米国ではプロのMMAはプロボクシングと同等に見られていますが、日本では事情が違います。

スポーツとしてMMAを見た場合、UFCのチャンピオンになることはボクシングの軽量級でアルファベット団体のタイトルを獲るよりも遥かに難易度が上ですが、 MMAは一般的にはスポーツと認められていません。

昨年末に那須川天心が〝奴隷契約〟で、フロイド・メイウェザーとのエキシビションに飛びついたのは、まさにこの「格差」を見せつけられる象徴的な事件でした。

逆の事態(カネロ・アルバレスが〝奴隷契約〟でキックボクサーとキックボクシングのエキシビションのリングに上がる)は、どう考えてもありえません。 

かつて前田日明は、自ら立ち上げた格闘技団体「リングス」について「将来、五輪種目にしたい」と夢を語ったこともありました(真剣勝負ではないリングスはそもそもスポーツと呼べる代物ではありませんが)。

「五輪種目になる」「一般紙のスポーツ欄で報道される」。

これは、世間的な認知を得ていないスポーツにとっては悲願です。

この悲願を東京2020で達成したのがKARATEです。

現在、68の国と地域が加盟している国際総合格闘技連盟も「空手に続け」とMMAの五輪種目化を目指しています。
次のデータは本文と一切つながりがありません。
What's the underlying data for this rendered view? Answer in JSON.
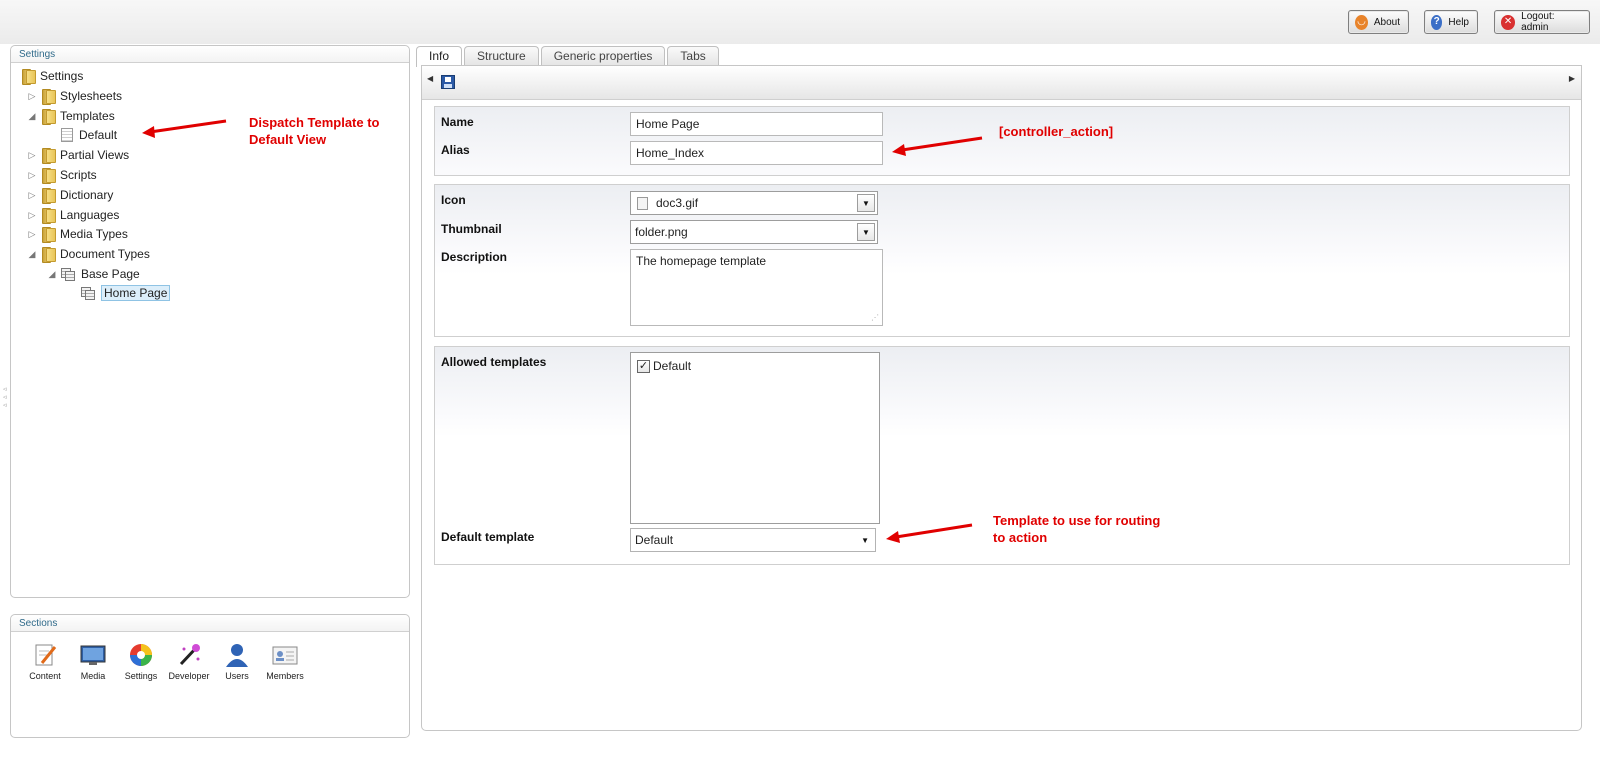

WADA(世界アンチドーピング機関)への加盟が拒否されるなど〝国際的な認知〟に向けて前途多難なMMAですが、デンシン・ホワイト代表は「柔道やテコンドー、ボクシング、レスリングと並んで空手は総合格闘技の重要なエッセンスの一つ。空手が五輪種目になったことは、我々にも希望をもたらしてくれた。必要案件を満たせば必ず五輪種目として受け入れられるはずだ」と期待を寄せています。

ドーピング問題はもちろん、プロで当たり前の残酷なシーンを〝国際ルール〟によってどう〝婉曲〟させるかなど問題は山積しています。

そして、2024年五輪で採用されるかどうかは「ロスアンゼルスがパリに勝って開催都市に選ばれる」ことが大きなポイントになると見られています。

もし、MMAが盛んな米国西海岸のロス開催となると、その門戸は大きく開かれるはずです。

一方で、MMAが事実上禁止され、柔道の地位が高いフランス、パリ五輪となると見通しは絶望的。

個人的には、総合格闘技が五輪種目になるのは歓迎ですが…。



柔道は、世界的なスポーツとなることを目指してJUDOとなり、ポイント制・判定による決着はもちろん、カラー道着まで受け入れ〝変質〟ました。

一方で、競技の本質を守るために、五輪種目になることに消極的な剣道のようなスポーツもあります。

そしてボクシングは、この権威の最上段のステージである「五輪種目であること」からの転落危機に直面しています。  

認知されたくて懸命なMMAと、〝権威〟にあぐらをかいてアマもプロも谷底へ転がり落ちているボクシング。

もしかしたらボクシングは一度、落ちるところまで落ちた方がいいのかもしれません。